Iris Duane forecast to win Glasgow Kelvin and Maryhill

Iris Duane forecast to win Glasgow Kelvin and Maryhill

iris duane is forecast to win Glasgow Kelvin and Maryhill in a final YouGov poll before Thursday's Holyrood election, putting her in line to become Scotland's first openly transgender MSP. The same poll projects the Scottish Greens to win two constituencies and 16 MSPs, a result that would give the party its first constituency seats.

Glasgow Kelvin and Maryhill

YouGov’s modelling, based on polling 6,543 people between April 25 and May 5, put Duane ahead in Glasgow Kelvin and Maryhill and the SNP in second place. If the numbers hold on Thursday, the seat would deliver a milestone for Scottish representation and give the Greens a constituency breakthrough that the party has not yet had.
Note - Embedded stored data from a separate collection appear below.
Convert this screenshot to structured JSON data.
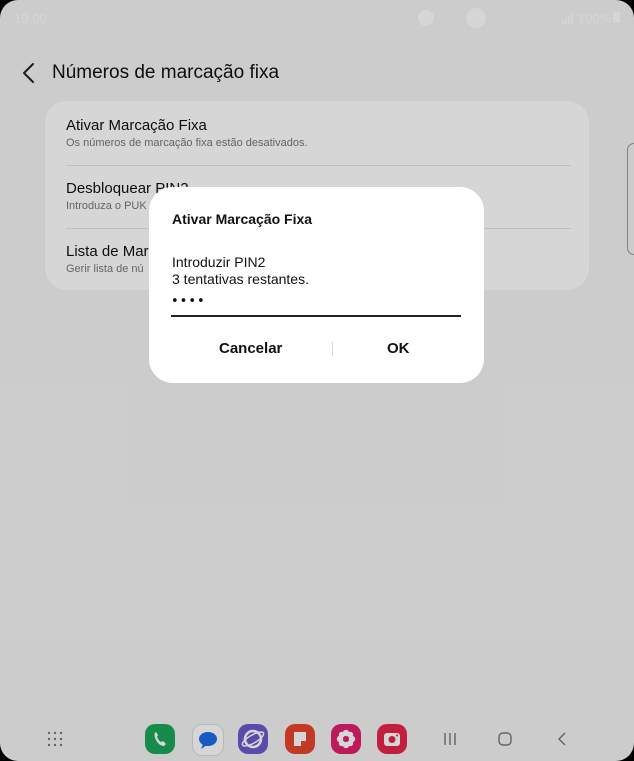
{
  "status_bar": {
    "time": "10.00",
    "battery": "100%"
  },
  "header": {
    "title": "Números de marcação fixa"
  },
  "settings": {
    "items": [
      {
        "title": "Ativar Marcação Fixa",
        "subtitle": "Os números de marcação fixa estão desativados."
      },
      {
        "title": "Desbloquear PIN2",
        "subtitle": "Introduza o PUK"
      },
      {
        "title": "Lista de Mar",
        "subtitle": "Gerir lista de nú"
      }
    ]
  },
  "dialog": {
    "title": "Ativar Marcação Fixa",
    "label": "Introduzir PIN2",
    "attempts": "3 tentativas restantes.",
    "pin_value": "••••",
    "cancel_label": "Cancelar",
    "ok_label": "OK"
  },
  "dock": {
    "apps": [
      {
        "name": "phone-icon",
        "color": "#1ba65a"
      },
      {
        "name": "messages-icon",
        "color": "#ffffff"
      },
      {
        "name": "internet-icon",
        "color": "#6a5acd"
      },
      {
        "name": "notes-icon",
        "color": "#e8442e"
      },
      {
        "name": "gallery-icon",
        "color": "#e0206c"
      },
      {
        "name": "camera-icon",
        "color": "#e8264a"
      }
    ]
  }
}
Duane wrote on X last night that “Not only does YouGov have the Greens reaching a historic 16 MSPs. But in Kelvin & Maryhill we’ve been moved from second to first.” She also wrote, “Kelvin and Maryhill I would be honoured to be your next MSP … but the only poll that matters is Thursday.”

Scottish Greens and SNP

The projection puts the SNP on 62 seats, down from 67 less than a month ago. YouGov forecast Reform UK on 19 seats, Labour on 17, the Scottish Greens on 16, the Liberal Democrats on eight and the Conservatives on seven.

The Scottish Greens are also projected to win Edinburgh Central, where Lorna Slater is standing against SNP cabinet minister Angus Robertson. If the polling proves correct, the two constituencies would be the first constituency seats won by the party led by Ross Greer and Gillian Mackay.
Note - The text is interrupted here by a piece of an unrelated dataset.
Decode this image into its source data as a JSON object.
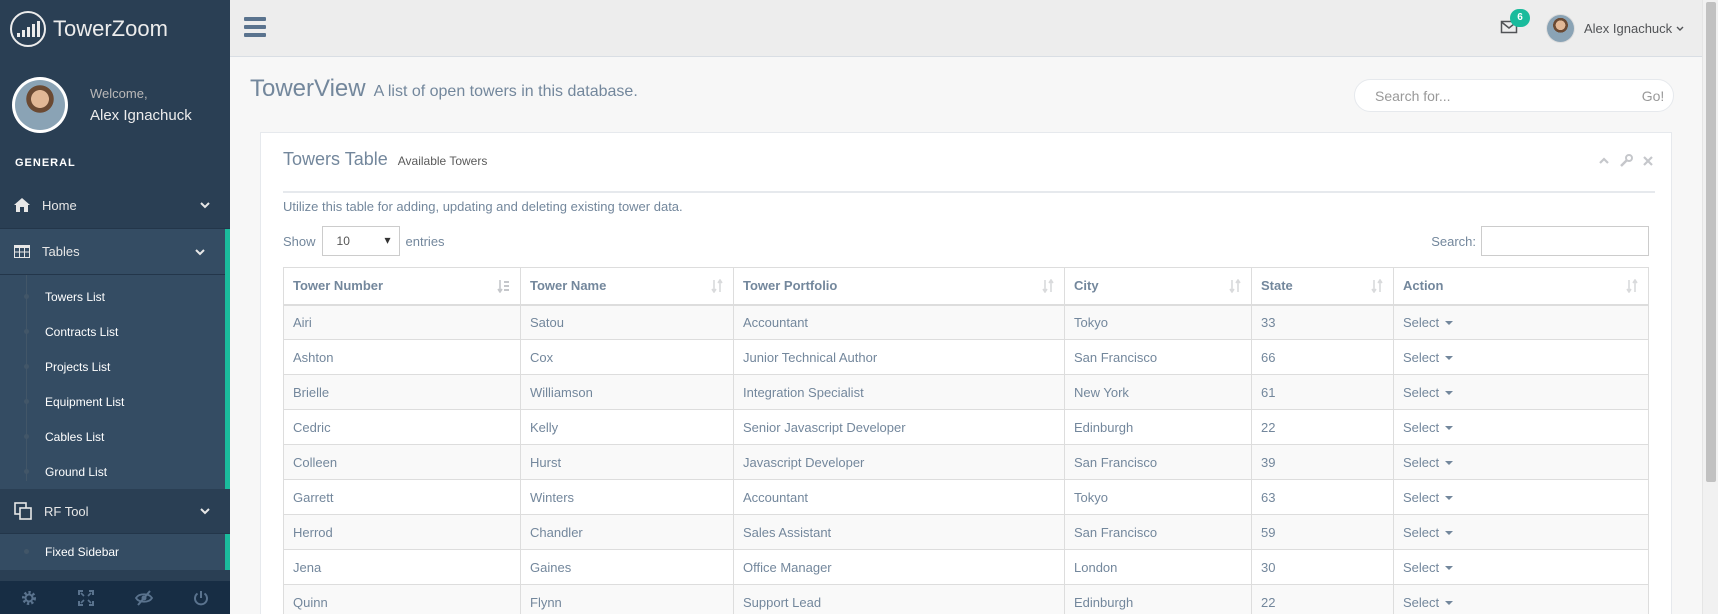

Patrick English projection

Patrick English, YouGov’s head of elections and political and social data, said the SNP had been “pegged back between our two models owing in part to a slight decline in their own vote share, but more importantly, a drive upwards from the Conservatives, Labour, and the Liberal Democrats in some constituency seats where they are the best placed Unionist challenger. Each are now, we believe, winning at least one constituency contest each.”

He also said, “The SNP’s projected majority in our April model was built on the back of winning 66 out of Scotland’s 72 available constituencies. Today, that figure has dropped to 61.” The poll showed the SNP’s chance of an outright majority falling to 11% from 89% in April, while a pro-independence majority at Holyrood remains seen as near-certain.